Decadencia y fin de la Primera Internacional

AutorGeorge Douglas Howard Cole
Cargo del AutorTeórico político inglés y un socialista crítico
Páginas199-243
VII. DECADENCIA Y FIN DE LA PRIMERA
INTERNACIONAL
LA DERROTA de la Comuna de París acabó con las esperanzas que
tenían los socialistas de una próxima revolución total en Europa.

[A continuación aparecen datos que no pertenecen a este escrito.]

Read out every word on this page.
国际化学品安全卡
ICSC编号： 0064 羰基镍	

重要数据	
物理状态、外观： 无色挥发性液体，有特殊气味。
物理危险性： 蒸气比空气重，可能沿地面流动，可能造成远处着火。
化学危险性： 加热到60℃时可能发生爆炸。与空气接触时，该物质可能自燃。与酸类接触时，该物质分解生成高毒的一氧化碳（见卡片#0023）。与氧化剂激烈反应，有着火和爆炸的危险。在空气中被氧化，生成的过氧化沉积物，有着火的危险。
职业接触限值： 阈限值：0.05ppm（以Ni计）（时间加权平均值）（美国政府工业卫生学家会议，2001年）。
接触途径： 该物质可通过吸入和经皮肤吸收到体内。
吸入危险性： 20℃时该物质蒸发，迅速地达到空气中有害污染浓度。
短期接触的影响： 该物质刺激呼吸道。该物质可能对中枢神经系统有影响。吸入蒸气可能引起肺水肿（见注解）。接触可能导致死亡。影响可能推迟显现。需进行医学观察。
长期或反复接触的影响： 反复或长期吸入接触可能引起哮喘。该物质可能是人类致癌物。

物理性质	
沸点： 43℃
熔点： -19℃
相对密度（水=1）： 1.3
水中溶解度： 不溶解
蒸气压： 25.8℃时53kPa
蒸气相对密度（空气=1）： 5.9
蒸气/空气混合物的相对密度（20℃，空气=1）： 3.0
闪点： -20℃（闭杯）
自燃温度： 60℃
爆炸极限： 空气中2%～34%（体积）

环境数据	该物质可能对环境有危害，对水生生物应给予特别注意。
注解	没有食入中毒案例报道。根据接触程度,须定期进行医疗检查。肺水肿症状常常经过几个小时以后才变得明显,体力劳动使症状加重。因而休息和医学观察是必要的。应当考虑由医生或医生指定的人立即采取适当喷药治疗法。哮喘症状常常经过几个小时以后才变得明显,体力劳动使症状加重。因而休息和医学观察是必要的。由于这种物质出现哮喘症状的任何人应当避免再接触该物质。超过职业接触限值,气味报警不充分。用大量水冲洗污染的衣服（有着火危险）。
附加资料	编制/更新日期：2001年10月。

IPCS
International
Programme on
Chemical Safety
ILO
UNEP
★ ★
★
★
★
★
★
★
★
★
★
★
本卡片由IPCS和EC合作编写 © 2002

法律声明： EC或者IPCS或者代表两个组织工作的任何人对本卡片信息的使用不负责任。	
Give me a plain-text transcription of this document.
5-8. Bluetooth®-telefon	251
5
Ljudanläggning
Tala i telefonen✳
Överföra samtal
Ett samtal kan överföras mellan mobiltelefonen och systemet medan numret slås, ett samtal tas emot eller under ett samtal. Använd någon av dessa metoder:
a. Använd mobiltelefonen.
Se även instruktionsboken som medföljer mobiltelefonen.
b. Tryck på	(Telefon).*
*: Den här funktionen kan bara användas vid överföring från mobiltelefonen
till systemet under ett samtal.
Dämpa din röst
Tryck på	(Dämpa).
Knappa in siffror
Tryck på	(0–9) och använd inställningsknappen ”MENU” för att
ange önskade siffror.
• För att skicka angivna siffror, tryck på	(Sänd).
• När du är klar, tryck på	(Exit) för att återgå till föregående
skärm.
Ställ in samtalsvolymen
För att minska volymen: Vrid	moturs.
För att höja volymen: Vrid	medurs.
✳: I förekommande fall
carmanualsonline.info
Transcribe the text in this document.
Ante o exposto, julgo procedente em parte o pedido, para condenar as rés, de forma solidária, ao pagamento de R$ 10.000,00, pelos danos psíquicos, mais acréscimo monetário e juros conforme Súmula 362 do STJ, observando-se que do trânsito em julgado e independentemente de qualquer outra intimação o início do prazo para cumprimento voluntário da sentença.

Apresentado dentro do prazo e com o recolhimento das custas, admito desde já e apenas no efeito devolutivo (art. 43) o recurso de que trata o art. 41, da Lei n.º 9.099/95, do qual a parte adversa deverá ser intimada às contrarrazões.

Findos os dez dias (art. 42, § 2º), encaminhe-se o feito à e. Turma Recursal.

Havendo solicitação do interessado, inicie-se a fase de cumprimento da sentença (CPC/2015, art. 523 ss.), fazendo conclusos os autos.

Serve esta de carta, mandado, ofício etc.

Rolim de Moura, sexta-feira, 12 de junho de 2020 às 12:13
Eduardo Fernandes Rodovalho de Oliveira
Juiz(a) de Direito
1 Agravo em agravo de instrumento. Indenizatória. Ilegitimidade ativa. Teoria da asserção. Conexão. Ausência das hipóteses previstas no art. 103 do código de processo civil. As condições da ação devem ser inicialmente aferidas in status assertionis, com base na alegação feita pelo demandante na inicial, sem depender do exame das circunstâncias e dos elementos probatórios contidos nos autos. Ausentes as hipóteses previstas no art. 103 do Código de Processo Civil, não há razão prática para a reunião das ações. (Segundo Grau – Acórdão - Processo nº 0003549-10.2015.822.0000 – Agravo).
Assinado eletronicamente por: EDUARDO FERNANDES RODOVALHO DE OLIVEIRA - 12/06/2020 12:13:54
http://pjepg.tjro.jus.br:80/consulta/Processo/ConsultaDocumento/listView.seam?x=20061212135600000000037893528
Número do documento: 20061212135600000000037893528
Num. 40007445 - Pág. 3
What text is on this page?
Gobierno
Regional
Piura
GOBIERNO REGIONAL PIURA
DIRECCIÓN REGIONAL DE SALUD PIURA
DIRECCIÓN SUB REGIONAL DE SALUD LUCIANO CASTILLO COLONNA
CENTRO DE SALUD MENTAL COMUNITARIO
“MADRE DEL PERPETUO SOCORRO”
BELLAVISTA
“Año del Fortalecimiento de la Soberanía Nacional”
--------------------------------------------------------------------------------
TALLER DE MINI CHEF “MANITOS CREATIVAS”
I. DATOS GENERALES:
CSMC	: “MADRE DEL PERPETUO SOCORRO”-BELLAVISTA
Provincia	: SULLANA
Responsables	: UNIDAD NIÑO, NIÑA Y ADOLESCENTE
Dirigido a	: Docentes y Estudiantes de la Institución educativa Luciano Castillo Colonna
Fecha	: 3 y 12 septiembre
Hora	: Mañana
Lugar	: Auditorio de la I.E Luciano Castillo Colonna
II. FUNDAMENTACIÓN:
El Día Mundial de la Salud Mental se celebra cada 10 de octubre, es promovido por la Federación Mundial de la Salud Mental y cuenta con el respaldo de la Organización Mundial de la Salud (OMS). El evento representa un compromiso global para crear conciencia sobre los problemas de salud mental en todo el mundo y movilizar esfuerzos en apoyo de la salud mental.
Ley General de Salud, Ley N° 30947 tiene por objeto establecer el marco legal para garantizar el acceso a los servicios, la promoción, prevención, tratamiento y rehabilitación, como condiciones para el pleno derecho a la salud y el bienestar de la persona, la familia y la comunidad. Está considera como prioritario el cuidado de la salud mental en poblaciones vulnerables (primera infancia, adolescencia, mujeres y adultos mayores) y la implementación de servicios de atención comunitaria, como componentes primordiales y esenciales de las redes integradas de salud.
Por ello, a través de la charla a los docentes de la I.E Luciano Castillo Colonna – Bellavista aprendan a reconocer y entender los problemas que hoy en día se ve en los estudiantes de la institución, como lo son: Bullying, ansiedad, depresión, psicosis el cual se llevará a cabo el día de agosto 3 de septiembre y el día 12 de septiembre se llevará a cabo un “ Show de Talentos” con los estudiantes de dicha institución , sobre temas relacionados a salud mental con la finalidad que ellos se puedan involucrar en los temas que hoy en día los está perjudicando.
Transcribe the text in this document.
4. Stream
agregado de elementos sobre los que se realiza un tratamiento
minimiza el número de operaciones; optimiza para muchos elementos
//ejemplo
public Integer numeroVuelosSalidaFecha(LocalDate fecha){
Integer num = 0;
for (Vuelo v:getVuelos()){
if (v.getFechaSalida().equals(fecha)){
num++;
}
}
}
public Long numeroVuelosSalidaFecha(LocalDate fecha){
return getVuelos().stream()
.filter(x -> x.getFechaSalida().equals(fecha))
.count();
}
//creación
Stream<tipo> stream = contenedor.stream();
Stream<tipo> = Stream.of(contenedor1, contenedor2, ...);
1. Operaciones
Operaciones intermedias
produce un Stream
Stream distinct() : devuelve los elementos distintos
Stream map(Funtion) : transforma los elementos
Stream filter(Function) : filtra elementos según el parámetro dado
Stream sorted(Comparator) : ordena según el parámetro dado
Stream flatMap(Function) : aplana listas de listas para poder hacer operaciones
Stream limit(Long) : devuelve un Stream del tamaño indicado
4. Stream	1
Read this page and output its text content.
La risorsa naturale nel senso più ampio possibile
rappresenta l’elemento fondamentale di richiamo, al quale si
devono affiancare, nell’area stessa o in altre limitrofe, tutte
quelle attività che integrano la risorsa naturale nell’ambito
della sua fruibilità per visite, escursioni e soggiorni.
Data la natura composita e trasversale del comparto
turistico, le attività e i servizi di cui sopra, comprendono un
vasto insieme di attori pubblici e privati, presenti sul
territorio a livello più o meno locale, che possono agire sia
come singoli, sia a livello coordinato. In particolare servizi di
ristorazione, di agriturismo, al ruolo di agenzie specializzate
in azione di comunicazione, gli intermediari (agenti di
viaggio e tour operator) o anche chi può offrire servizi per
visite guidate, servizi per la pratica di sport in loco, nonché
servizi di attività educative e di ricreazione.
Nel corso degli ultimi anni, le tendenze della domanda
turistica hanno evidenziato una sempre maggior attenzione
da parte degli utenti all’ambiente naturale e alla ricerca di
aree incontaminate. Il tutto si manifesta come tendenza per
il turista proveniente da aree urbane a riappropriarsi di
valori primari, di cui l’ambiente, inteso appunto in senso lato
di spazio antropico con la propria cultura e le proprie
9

Durante la década de 1860 los ojos de los exiliados que estaban en
París, Suiza y Londres se habían fijado sobre todo en Francia,
observando con afán el esperado derrocamiento del Segundo
Imperio. París, a pesar del régimen policiaco, era todavía el centro
del sentimiento revolucionario de Occidente, y se creía que tomaría
la iniciativa derrocando al emperador y estableciendo de nuevo la
República, que tan mala dirección había tomado en los “días de
junio” de 1848. En realidad, Francia no era el país más avanzado
por su desarrollo económico; ese privilegio lo tenía la Gran Bretaña,
y Bélgica ocupaba el segundo lugar. Pero en la década de 1860
nadie suponía que la Gran Bretaña estuviera próxima a una
revolución. La lucha muy considerable que allí se daba acerca de
las cuestiones enlazadas de los derechos de los sindicatos obreros
y de la reforma parlamentaria pronto habría de resolverse sin un
trastorno violento, aunque pocos esperaban en los primeros años
del decenio que los trabajadores obtuvieran en los dos campos una
victoria de la magnitud que de hecho consiguieron entre 1867 y
1875. En todo caso, ya en 1867 la Ley de Reforma, la de Patrones y
Obreros, y la nueva Ley de Fábricas habían mostrado que en las
clases gobernantes la mayoría estaba dispuesta a hacer
concesiones a la clase obrera en vez de lanzarse a una lucha
abierta; para nadie, excepto para un pequeño número de fanáticos,
era posible creer que estaba próxima una revolución en Inglaterra.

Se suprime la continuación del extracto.